Ambiente

Il cibo take-away e l’economia del rifiuto

“Un sandwich scomodo” è il rapporto che svela il quadro terrificante dell’“economia del rifiuto” che ruota intorno all’alimentazione fast food nel Regno Unito, i cui abitanti consumano fuori casa un pasto ogni sei. “An inconvenient sandwich” (lo trovate in allegato),…

“Un sandwich scomodo” è il rapporto che svela il quadro terrificante dell’“economia del rifiuto” che ruota intorno all’alimentazione fast food nel Regno Unito, i cui abitanti consumano fuori casa un pasto ogni sei. “An inconvenient sandwich” (lo trovate in allegato), redatto dai ricercatori della New Economis Foundation (Nef), parte da dati di fatto per provare a pensare un altro modello per i piccoli negozi di cibo da asporto, quelli che ogni anno servono almeno 2 miliardi di pasti per un valore stimato di oltre 10 miliardi di sterline.
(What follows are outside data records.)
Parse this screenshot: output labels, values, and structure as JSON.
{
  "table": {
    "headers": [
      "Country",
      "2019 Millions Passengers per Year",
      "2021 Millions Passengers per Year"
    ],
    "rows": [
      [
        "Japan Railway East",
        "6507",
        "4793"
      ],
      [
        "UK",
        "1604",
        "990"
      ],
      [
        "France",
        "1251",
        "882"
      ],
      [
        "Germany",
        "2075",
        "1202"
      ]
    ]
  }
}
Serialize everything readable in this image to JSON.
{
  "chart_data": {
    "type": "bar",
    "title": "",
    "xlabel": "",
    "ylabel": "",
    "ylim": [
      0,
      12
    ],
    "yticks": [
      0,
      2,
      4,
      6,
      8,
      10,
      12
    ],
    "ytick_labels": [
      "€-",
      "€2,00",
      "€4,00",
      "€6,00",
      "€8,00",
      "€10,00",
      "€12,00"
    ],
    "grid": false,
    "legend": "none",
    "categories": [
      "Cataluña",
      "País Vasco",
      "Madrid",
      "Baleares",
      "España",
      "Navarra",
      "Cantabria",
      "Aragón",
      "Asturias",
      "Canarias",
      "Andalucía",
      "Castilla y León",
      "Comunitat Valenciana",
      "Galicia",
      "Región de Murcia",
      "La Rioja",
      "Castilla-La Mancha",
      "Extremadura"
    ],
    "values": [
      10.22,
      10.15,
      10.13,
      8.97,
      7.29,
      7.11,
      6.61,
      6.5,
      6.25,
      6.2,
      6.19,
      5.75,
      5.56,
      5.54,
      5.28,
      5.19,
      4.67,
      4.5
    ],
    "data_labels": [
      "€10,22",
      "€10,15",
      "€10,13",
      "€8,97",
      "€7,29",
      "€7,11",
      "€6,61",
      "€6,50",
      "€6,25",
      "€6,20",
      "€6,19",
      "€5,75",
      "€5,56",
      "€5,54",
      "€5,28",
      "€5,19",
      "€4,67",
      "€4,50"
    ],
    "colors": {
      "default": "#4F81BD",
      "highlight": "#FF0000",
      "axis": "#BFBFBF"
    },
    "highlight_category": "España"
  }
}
Quelli che soddisfano il cliente con un servizio veloce e comodo, capace di accontentare il palato e il portafoglio.  
Nef, analizzando varie fonti, mette in fila gli sprechi: enormi quantità di carta e plastica, usate come imballaggio, ma anche e soprattutto di cibo. Secondo il Waste & Resource Action Programme (Wasp), l’agenzia governativa che si occupa di riduzione dei rifiuti, sono almeno 245mila tonnellate, fra patatine, pizza e kebab. Un’altra agenzia del governo inglese certifica che quasi il 40 % delle materie prime viene importato dall’estero (il pollo dal Brasile, l’olio dall’Africa, gli ortaggi dal Sud Europa).
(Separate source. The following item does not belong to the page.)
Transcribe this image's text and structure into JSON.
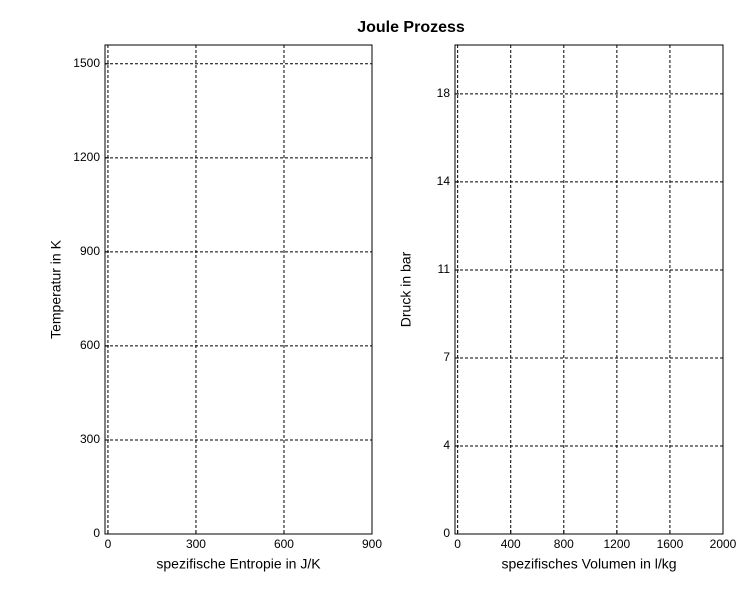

La New Economics Foundation ha condotto le proprie ricerche a Londra, intervistando come campione nazionale i proprietari di tre diversi locali (due caffè e un take away cinese). In un settore dominato dai giganti (marchi come McDonald’s, Pizza Hut e Burger King, giusto per citarne alcuni, riescono a “mangiarsi” la terza parte del mercato), l’attenzione di Nef si è concentrata sui “piccoli”,
come i tipici fish-and-chips e i caffè molto diffusi nel Regno Unito. Sono quelli che, adeguatamente sostenuti, potrebbero riuscire ad invertire la rotta.
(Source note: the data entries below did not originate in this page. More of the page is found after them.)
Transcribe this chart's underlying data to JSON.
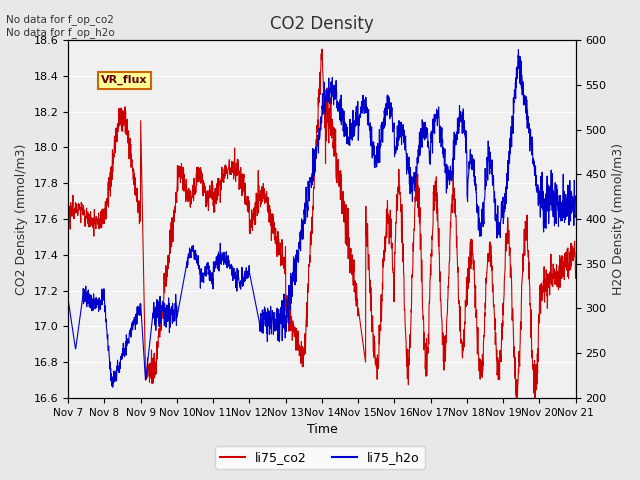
{
  "title": "CO2 Density",
  "xlabel": "Time",
  "ylabel_left": "CO2 Density (mmol/m3)",
  "ylabel_right": "H2O Density (mmol/m3)",
  "annotation_top": "No data for f_op_co2\nNo data for f_op_h2o",
  "legend_label1": "li75_co2",
  "legend_label2": "li75_h2o",
  "legend_box_label": "VR_flux",
  "ylim_left": [
    16.6,
    18.6
  ],
  "ylim_right": [
    200,
    600
  ],
  "yticks_left": [
    16.6,
    16.8,
    17.0,
    17.2,
    17.4,
    17.6,
    17.8,
    18.0,
    18.2,
    18.4,
    18.6
  ],
  "yticks_right": [
    200,
    250,
    300,
    350,
    400,
    450,
    500,
    550,
    600
  ],
  "xtick_labels": [
    "Nov 7",
    "Nov 8",
    "Nov 9",
    "Nov 10",
    "Nov 11",
    "Nov 12",
    "Nov 13",
    "Nov 14",
    "Nov 15",
    "Nov 16",
    "Nov 17",
    "Nov 18",
    "Nov 19",
    "Nov 20",
    "Nov 21"
  ],
  "color_co2": "#cc0000",
  "color_h2o": "#0000cc",
  "bg_color": "#e8e8e8",
  "plot_bg": "#f0f0f0",
  "legend_box_bg": "#ffff99",
  "legend_box_edge": "#cc6600",
  "legend_box_text": "#660000"
}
Nef ha sottoposto loro un decalogo che contiene alcune mosse chiave: rivolgersi a fornitori della zona, informare maggiormente il cliente sull’origine di ciò che acquista, utilizzare materiale riciclato per le confezioni e pubblicizzare (sui menù, con cartelloni) tutti questi provvedimenti presi per direzionare il cibo take away verso la sostenibilità. Piccoli, ma costosi, rinnovamenti che i grandi del settore non si degnano di attuare e che i piccoli da soli non possono permettersi. I proprietari intervistati non hanno mezzi a disposizione: denunciano un budget troppo esiguo, uno staff ridotto, l’insufficienza di tempo materiale per attuare eventuali cambiamenti. Uno dei ristoratori ha dichiarato di pagare appena 4 sterline l’ora il suo chef, quando il minimo nazionale è di 5,8.
Inoltre, i titolari intervistati presentano una scarsa fiducia in se stessi: “Cambiare sarebbe fonte di problemi”; “vendere quella roba non funzionerebbe qui”, rispondono alle possibilità presentate loro dalla fondazione: non hanno la certezza di possedere la competenza necessaria per fare quello che risulta essere un salto nel buio, specialmente sapendo di non avere una sicurezza economica a spalleggiarli.
Guardando Oltremanica, la parola “sostenibilità” sembra non significare più “eticamente sano” (ovvero nutriente e non dipendente dallo sfruttamento di lavoratori), ma solo facilmente reperibile e low cost. C’è bisogno di una rivoluzione nelle nostre diete.